The Back and Forth Drill adds movement to your shooting drills, gives you different perspectives on the target, and gives you more to think about than if you were standing still while firing. Let’s see how it works.
BACK AND FORTH DRILL
Rob Pincus designed the Back and Forth Drill to add movement to your handgun shooting drills and to get you from both the holster and your ready position directly to a shot, all in one drill.
In addition, it is a type of Balance of Speed and Precision Drill, though without any cognitive aspect, as you are shooting at both the head-size circles and the high center chest area on the Balance of Speed and Precision targets.
Two barrels are set up, though you can use different objects such as cones. These represent your shooting positions. The important thing is that they are set up far enough apart that you need to move, and move rapidly, from one object/shooting position to the next.
How far apart? Enough that you can get some speed going.

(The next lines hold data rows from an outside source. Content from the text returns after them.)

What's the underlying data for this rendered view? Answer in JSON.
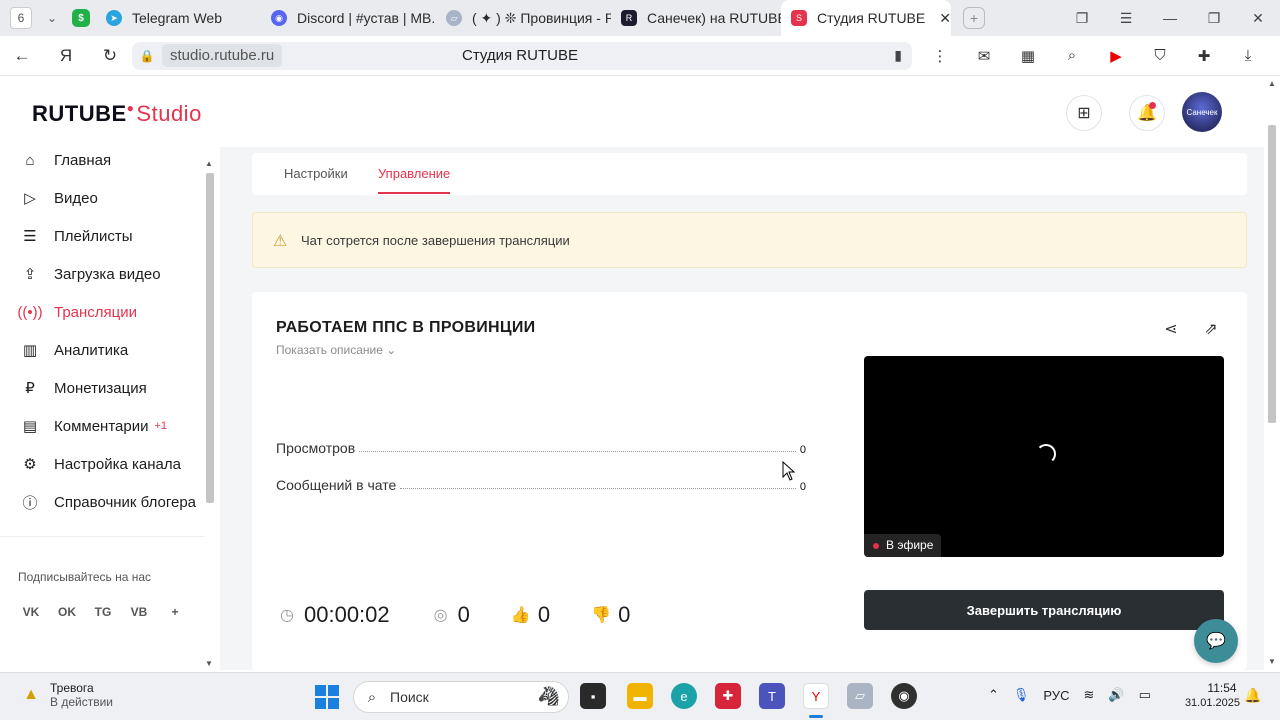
{
  "browser": {
    "tab_count": "6",
    "tabs": [
      {
        "label": "Telegram Web"
      },
      {
        "label": "Discord | #устав | МВ..."
      },
      {
        "label": "( ✦ ) ❊ Провинция - Р"
      },
      {
        "label": "Санечек) на RUTUBE"
      },
      {
        "label": "Студия RUTUBE"
      }
    ],
    "url": "studio.rutube.ru",
    "page_title": "Студия RUTUBE"
  },
  "header": {
    "logo_main": "RUTUBE",
    "logo_studio": "Studio",
    "avatar_text": "Санечек"
  },
  "sidebar": {
    "items": [
      {
        "label": "Главная",
        "icon": "home-icon"
      },
      {
        "label": "Видео",
        "icon": "video-icon"
      },
      {
        "label": "Плейлисты",
        "icon": "playlist-icon"
      },
      {
        "label": "Загрузка видео",
        "icon": "upload-icon"
      },
      {
        "label": "Трансляции",
        "icon": "broadcast-icon",
        "active": true
      },
      {
        "label": "Аналитика",
        "icon": "analytics-icon"
      },
      {
        "label": "Монетизация",
        "icon": "ruble-icon"
      },
      {
        "label": "Комментарии",
        "icon": "comment-icon",
        "badge": "+1"
      },
      {
        "label": "Настройка канала",
        "icon": "gear-icon"
      },
      {
        "label": "Справочник блогера",
        "icon": "info-icon"
      }
    ],
    "subscribe_label": "Подписывайтесь на нас",
    "socials": [
      "VK",
      "OK",
      "TG",
      "VB",
      "+"
    ]
  },
  "main": {
    "tabs": [
      {
        "label": "Настройки"
      },
      {
        "label": "Управление",
        "active": true
      }
    ],
    "warning_text": "Чат сотрется после завершения трансляции",
    "stream_title": "РАБОТАЕМ ППС В ПРОВИНЦИИ",
    "show_description": "Показать описание",
    "stats": [
      {
        "label": "Просмотров",
        "value": "0"
      },
      {
        "label": "Сообщений в чате",
        "value": "0"
      }
    ],
    "live_label": "В эфире",
    "counters": {
      "duration": "00:00:02",
      "viewers": "0",
      "likes": "0",
      "dislikes": "0"
    },
    "end_button": "Завершить трансляцию"
  },
  "taskbar": {
    "alert_title": "Тревога",
    "alert_sub": "В действии",
    "search_placeholder": "Поиск",
    "lang": "РУС",
    "time": "11:54",
    "date": "31.01.2025"
  },
  "colors": {
    "accent": "#e6334d",
    "warning_bg": "#fdf6e3",
    "end_button": "#2a2f33",
    "support": "#3d8d98"
  }
}
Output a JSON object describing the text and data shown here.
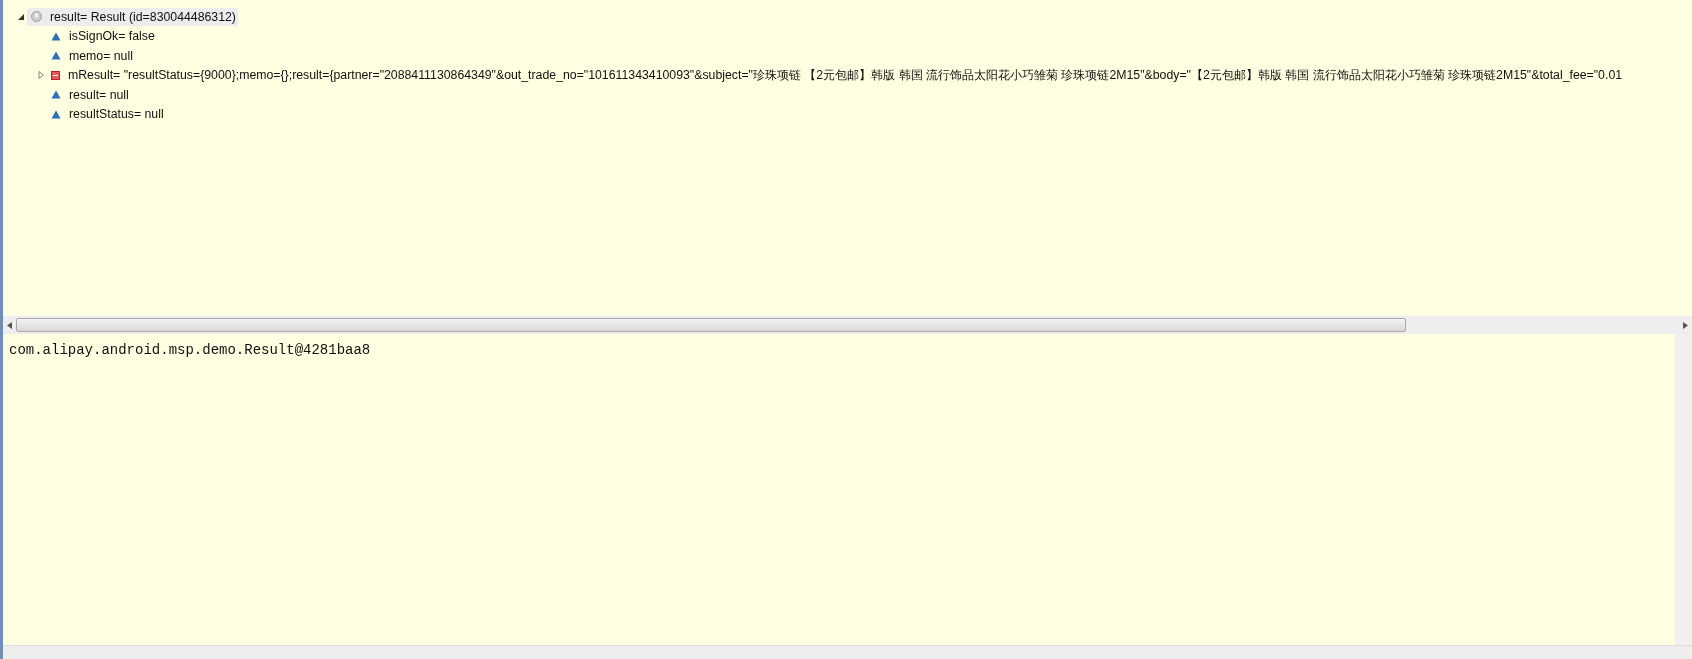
{
  "variables": [
    {
      "label": "result= Result  (id=830044486312)",
      "kind": "object",
      "expanded": true,
      "selected": true,
      "children": [
        {
          "label": "isSignOk= false",
          "kind": "field"
        },
        {
          "label": "memo= null",
          "kind": "field"
        },
        {
          "label": "mResult= \"resultStatus={9000};memo={};result={partner=\"2088411130864349\"&out_trade_no=\"101611343410093\"&subject=\"珍珠项链 【2元包邮】韩版 韩国 流行饰品太阳花小巧雏菊 珍珠项链2M15\"&body=\"【2元包邮】韩版 韩国 流行饰品太阳花小巧雏菊 珍珠项链2M15\"&total_fee=\"0.01",
          "kind": "string",
          "expanded": false
        },
        {
          "label": "result= null",
          "kind": "field"
        },
        {
          "label": "resultStatus= null",
          "kind": "field"
        }
      ]
    }
  ],
  "detail": {
    "text": "com.alipay.android.msp.demo.Result@4281baa8"
  }
}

The idea is that you shoot, bring the gun back into the ready position, move to the other barrel quickly, and stop when you realize you need to shoot, or when you reach cover, or encounter another threat, etc.
STEP BY STEP
Here’s one way you can perform the Back and Forth Drill as part of your handgun training and practice:
- 1. From the first barrel/object, draw the gun from the holster and take multiple shots at the target’s high center chest.
- 2. With the gun in the high compressed ready position, move rapidly to the other barrel.
- 3. Stop, extend, and shoot at the smaller circle on the target. Holster the gun.
- 4. Stay at this position and take a few more shots at the circle.
- 5. Move quickly back to the other barrel and fire at the high center chest.
And then you can mix it up — shoot at the high center chest from both shooting positions, or shoot at the circle/head from both. The idea is to get some variation in what you’re doing even though this is a contrived, isolated drill.